La vida insólita en que la familia completa se formó atendiendo este sitio les ha aportado un sentido único del humor. Max Arbez, en un ataque de locura simpática, decidió auproclamarse príncipe de Arbézie, en 1958. Desde entonces, con gracia, Max I dotó a su micro-nación de una bandera triangular, como la forma del país, y un escudo de armas con un abeto rojo sobre fondo amarillo, los colores que se siembran hoy por todo el sitio como identidad.
Su ADN siguió estando sembrado por la mirada ecuménica que permitió que hacia el fin de la guerra de Argelia, durante 1962, tuvieran lugar en sus instalaciones los Acuerdos de Evian. Esta micro-nación fue el centro de las reuniones previas para desarrollar las negociaciones y posteriormente para los preparativos a la firma del acuerdo. Llegaron a L’Arbézie los representantes de la parte francesa procedentes del Jura y los comisionados del Frente de Liberación Nacional de Argelia hicieron lo propio desde Vaud, Suiza.

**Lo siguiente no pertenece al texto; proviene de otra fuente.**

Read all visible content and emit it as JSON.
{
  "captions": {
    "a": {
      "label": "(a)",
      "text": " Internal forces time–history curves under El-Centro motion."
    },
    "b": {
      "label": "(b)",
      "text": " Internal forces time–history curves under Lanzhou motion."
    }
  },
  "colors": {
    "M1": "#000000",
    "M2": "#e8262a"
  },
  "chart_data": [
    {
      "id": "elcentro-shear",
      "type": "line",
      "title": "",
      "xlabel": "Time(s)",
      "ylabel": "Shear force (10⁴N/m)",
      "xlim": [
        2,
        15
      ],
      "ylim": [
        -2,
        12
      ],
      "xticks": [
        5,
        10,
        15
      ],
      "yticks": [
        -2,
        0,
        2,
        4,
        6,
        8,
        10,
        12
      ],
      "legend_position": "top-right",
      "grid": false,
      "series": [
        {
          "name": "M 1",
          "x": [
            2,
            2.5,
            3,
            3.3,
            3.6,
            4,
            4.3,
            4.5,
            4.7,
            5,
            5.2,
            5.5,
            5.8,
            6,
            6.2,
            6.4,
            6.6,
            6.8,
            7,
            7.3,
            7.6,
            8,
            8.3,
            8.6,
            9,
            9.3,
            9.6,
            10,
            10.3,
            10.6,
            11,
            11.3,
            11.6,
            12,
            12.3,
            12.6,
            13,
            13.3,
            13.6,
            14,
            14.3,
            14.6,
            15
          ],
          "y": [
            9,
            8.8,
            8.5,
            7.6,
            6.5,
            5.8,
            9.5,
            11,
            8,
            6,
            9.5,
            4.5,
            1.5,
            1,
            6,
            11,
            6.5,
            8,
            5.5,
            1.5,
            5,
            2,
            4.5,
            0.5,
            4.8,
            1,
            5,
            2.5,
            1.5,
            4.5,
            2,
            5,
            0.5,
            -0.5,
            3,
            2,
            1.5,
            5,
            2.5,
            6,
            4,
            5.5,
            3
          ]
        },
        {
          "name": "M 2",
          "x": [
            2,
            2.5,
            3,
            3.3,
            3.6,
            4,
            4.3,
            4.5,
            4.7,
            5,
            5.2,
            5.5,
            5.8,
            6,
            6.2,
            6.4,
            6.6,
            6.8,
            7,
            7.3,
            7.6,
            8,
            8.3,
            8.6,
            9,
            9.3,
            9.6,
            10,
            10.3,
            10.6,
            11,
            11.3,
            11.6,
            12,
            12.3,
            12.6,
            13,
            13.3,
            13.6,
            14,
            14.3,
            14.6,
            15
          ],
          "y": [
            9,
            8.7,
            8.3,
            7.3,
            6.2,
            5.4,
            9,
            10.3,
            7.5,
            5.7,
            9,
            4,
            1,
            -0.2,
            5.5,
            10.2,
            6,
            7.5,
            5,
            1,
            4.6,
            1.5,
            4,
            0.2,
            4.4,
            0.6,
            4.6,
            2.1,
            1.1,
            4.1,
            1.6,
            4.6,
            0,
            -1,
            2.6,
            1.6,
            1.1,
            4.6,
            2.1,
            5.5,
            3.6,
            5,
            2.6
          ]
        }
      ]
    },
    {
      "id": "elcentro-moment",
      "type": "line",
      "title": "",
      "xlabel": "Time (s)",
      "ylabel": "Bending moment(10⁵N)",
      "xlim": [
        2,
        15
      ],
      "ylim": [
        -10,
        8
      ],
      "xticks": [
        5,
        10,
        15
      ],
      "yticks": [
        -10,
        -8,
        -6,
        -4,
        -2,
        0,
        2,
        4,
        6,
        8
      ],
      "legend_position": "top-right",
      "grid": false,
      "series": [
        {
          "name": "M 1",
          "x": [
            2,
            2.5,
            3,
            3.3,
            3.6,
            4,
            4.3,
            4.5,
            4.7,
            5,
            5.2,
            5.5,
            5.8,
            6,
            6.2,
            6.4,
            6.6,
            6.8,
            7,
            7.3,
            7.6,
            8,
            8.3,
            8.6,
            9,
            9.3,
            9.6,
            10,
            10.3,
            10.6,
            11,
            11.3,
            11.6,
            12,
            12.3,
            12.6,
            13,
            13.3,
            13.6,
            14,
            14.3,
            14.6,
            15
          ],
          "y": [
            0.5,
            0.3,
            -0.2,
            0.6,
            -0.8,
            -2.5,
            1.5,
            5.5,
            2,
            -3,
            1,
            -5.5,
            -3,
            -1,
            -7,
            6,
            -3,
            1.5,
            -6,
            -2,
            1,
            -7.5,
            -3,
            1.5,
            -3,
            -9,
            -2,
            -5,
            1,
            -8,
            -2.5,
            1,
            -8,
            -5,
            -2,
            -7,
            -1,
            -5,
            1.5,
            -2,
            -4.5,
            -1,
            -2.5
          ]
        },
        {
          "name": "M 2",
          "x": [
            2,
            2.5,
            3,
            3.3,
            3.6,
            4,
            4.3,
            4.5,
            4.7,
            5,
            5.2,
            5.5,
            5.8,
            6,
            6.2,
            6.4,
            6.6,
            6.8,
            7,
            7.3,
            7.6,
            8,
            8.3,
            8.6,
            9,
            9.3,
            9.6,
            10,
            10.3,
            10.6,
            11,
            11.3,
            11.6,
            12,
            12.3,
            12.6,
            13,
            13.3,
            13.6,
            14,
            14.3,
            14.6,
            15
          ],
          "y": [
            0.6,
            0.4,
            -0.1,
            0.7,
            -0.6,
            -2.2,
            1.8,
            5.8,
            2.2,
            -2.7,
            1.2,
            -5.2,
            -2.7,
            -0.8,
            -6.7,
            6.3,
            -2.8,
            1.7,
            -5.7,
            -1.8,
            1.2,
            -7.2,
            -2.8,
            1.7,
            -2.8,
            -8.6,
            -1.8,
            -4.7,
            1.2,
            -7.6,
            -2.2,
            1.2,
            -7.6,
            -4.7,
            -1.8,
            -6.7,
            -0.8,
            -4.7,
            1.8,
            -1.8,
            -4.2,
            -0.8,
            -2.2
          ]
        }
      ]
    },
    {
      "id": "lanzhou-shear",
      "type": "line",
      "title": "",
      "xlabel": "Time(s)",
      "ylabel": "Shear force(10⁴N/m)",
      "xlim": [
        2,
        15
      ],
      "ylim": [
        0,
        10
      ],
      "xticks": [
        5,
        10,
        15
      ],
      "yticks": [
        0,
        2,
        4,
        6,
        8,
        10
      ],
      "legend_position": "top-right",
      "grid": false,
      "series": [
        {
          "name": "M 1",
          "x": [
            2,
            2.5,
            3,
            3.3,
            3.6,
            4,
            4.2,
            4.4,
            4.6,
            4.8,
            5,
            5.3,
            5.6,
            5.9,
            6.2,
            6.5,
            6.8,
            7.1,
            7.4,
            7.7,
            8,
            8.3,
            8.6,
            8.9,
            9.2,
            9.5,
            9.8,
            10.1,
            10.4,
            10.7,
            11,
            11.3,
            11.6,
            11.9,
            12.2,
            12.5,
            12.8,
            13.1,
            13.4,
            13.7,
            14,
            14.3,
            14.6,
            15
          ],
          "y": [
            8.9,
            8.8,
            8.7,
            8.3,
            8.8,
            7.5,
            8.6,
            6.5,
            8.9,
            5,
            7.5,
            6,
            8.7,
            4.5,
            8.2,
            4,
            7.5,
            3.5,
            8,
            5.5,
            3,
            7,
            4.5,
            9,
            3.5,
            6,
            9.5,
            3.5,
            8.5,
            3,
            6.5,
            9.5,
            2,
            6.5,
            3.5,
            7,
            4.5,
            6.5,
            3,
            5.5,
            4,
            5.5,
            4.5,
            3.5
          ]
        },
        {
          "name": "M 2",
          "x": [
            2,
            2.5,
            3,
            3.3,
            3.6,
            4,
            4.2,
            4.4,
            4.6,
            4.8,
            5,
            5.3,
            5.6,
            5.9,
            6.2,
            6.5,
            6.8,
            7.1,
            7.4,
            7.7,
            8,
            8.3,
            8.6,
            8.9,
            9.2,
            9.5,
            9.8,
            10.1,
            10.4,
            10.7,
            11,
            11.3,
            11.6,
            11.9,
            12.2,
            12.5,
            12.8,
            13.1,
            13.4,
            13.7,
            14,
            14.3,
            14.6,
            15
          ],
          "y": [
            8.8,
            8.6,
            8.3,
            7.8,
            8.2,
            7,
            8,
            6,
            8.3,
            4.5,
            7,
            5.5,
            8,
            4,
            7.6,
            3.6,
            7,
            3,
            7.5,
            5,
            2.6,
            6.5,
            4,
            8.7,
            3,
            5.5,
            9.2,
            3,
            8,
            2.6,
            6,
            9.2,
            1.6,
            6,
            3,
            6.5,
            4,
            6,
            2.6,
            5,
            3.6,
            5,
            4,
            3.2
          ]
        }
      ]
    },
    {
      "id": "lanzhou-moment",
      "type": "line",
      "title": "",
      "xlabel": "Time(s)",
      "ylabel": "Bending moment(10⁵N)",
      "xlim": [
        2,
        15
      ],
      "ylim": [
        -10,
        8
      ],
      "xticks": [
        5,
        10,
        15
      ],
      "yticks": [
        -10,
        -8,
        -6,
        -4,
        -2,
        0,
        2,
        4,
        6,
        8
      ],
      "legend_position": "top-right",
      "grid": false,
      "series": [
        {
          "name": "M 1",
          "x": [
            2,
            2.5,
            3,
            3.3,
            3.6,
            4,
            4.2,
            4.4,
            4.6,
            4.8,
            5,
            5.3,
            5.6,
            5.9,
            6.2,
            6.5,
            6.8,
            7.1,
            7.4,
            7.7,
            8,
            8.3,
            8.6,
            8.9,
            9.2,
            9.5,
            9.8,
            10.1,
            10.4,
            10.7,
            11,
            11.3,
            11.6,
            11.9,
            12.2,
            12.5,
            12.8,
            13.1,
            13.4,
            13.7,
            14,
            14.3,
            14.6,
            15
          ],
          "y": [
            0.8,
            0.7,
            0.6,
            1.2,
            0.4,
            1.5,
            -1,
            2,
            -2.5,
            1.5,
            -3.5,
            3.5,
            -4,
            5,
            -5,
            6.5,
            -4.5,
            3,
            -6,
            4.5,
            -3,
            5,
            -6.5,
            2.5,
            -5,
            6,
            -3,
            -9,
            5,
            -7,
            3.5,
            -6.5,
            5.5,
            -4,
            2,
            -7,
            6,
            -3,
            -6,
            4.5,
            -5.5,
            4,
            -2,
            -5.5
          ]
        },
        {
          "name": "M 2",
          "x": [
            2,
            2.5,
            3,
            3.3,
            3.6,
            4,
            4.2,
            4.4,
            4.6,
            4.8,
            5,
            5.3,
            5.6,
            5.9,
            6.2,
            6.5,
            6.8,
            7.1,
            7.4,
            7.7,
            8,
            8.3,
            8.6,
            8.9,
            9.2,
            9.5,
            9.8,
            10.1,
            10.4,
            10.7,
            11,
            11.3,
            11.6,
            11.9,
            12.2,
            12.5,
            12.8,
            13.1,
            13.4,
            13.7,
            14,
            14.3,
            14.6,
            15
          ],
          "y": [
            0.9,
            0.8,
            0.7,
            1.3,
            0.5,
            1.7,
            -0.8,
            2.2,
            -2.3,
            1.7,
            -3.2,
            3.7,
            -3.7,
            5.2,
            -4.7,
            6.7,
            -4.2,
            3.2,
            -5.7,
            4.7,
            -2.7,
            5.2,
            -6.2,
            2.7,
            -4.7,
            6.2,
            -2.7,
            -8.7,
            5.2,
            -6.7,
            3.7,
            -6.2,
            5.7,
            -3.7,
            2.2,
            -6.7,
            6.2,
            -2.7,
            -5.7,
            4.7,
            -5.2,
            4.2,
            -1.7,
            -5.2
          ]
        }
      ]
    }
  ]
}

Hoy su personalidad rebosa la bohemia francesa aderezada con la relajación suiza para el disfrute y la buena mesa. Las noches se prolongan en una charla eterna, aunque la cocina cierre a las 21.30. Sigue siendo a la vez un hotel y un restaurante, gestionado por Alexandre y sus tres hermanas: Bérénice Salino (jefa de cocina), Véronique Roche (responsable de sala), Lucie Vuillet (recepción del hotel). “El Circo de l’Arbezie nunca para”, concluye Alexander.